After the protest BPCA discovered the story and published it, resulting in the police feeling pressured enough to register an FIR that evening, and then sending the body for a postmortem examination. The funeral took place on 17th August at 7pm. Mohammed Abbas was caught by the police on the same evening that the FIR was registered but the family has not been advised of the circumstances of his arrest.
BPCA officer Zeeshan Masih travelled to the funeral of Vicky with flowers to condole the grieving family and Hina, shared her concerns, she said: "Vicky and Abbas knew each other from the neighbourhood.
"This murder is a mystery to my family and the whole community. No-one understands why Vicky went to Abbas's house as the two of them only spoke from time to time in passing as neighbours.
"Vicky was shot on the hip by only one bullet and Abbas must have watched as Vicky screamed and writhed before him. Vicky died slowly and painfully he never even had a chance to say anything to us as he was already semi-comatose from the blood loss by the time we arrived to him.
"We have lost our family leader and now our future will be difficult. He gave up everything for us and we loved him so much I feel broken.
"I am praying for justice the man who killed Vicky should not be able to destroy any more lives."
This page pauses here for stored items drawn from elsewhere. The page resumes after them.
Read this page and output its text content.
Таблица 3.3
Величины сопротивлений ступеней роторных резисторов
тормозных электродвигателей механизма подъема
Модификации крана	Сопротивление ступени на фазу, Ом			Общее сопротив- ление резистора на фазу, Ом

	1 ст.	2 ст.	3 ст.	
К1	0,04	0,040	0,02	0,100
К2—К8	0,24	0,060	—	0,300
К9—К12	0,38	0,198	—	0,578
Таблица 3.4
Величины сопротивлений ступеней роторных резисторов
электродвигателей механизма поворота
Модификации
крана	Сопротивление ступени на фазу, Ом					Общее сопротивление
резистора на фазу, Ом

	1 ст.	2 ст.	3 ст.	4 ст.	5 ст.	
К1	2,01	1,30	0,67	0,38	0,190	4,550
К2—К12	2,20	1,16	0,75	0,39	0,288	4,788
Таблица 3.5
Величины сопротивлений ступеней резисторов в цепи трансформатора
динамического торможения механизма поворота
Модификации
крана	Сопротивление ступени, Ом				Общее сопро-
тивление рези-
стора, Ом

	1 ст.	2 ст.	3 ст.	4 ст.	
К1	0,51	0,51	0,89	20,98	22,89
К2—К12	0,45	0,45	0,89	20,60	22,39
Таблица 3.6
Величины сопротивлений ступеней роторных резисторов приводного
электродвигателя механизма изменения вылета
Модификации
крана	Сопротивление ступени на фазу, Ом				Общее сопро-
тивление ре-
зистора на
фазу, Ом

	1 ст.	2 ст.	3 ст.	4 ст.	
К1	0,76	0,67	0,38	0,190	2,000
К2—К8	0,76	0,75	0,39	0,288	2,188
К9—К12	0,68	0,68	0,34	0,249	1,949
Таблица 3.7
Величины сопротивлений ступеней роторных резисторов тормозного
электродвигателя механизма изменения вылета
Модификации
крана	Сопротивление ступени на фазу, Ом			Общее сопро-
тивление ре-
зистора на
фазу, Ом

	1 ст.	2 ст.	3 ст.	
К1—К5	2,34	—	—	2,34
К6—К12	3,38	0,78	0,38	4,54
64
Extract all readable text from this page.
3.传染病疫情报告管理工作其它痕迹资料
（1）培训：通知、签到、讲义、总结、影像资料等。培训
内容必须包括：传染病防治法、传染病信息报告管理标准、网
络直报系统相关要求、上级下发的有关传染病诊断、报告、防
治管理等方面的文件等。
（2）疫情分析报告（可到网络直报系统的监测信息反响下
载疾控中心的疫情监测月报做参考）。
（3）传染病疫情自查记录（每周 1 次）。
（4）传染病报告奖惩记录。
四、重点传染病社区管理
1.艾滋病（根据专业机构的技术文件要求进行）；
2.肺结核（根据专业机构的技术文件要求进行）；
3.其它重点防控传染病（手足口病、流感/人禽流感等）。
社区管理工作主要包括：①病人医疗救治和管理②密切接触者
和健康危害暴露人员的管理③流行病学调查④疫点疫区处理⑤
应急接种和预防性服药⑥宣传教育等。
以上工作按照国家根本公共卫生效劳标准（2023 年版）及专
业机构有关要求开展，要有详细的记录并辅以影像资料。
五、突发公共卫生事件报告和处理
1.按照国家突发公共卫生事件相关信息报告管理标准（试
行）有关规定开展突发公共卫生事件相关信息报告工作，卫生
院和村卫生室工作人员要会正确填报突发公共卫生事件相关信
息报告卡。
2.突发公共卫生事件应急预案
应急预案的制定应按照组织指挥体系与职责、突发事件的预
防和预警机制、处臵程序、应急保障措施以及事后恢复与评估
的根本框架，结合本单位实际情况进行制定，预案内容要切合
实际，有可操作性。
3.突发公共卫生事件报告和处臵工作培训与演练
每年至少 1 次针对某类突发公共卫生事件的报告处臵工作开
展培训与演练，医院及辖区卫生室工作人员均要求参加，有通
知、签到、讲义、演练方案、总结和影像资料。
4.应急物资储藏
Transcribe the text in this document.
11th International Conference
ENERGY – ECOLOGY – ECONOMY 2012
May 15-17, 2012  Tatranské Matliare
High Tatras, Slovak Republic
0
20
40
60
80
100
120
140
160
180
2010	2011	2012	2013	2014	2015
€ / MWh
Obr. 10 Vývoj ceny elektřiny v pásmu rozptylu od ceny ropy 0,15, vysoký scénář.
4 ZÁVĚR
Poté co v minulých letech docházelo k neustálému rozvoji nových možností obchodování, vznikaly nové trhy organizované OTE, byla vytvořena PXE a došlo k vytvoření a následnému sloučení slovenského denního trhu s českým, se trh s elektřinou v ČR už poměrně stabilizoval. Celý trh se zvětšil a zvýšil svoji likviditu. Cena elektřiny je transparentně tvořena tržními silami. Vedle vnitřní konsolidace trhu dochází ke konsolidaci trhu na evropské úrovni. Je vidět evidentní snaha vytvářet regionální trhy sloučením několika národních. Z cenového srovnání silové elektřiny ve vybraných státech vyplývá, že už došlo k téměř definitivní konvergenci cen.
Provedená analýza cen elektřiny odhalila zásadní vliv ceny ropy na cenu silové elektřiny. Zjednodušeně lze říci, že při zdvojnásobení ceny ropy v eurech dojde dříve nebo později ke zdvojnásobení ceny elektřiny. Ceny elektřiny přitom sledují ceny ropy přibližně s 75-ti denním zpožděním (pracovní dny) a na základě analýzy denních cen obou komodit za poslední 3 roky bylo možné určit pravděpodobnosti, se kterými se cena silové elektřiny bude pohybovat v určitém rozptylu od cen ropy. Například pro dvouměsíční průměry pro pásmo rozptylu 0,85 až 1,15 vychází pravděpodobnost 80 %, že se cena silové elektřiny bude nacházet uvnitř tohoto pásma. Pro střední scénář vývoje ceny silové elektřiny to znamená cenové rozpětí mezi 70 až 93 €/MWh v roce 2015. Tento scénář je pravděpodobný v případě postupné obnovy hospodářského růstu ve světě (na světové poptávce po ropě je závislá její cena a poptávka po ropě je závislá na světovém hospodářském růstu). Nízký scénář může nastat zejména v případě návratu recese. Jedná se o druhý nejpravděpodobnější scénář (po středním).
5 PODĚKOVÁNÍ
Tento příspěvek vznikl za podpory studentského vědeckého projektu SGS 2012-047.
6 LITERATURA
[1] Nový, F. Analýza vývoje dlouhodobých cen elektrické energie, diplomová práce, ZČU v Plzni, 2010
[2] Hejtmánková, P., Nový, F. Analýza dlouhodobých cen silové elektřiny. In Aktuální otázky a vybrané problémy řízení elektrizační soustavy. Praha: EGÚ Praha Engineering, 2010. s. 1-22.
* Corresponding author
The family believe that Abbas is known for paying bribes to the local police in order for them to ignore his illegal drug trafficking. This is one plausible reason for police failure to initially establish this crime case as a murder. Police have not yet established the reason for Abbas killing Vicky as he has not given a statement. The crime scene has now been cordoned off by the lackluster police but much of the evidence would have been walked over and touched unwitting people helping the family or simply there due to curiosity.
Wilson Chowdhry said: "A Christian man has been murdered and the culprit is known. The very fact that Christian communities have to protest to get justice highlights ongoing grave concerns about the ability and the desire of Pakistani Police authorities to get justice for Christians.
"If the authorities of Pakistan fail to convict Mr Abbas then the already sullied reputation for the nation of Pakistan will reach its lowest ebb.
"If Imran Khan wants to prove he cares for minorities than he should make ensuring justice in this this open and shut case a priority. Men of such violence simply should not be allowed to walk the streets unfettered."
"It is often wrought with difficulty to get justice when there is this kind of power disparity.
"We hope to be able to raise some funds to be able to help the widow and orphaned children recover from the loss of their primary breadwinner. We will continue to assess the ongoing situation as the perpetrator's and victim's families' live very close to each other."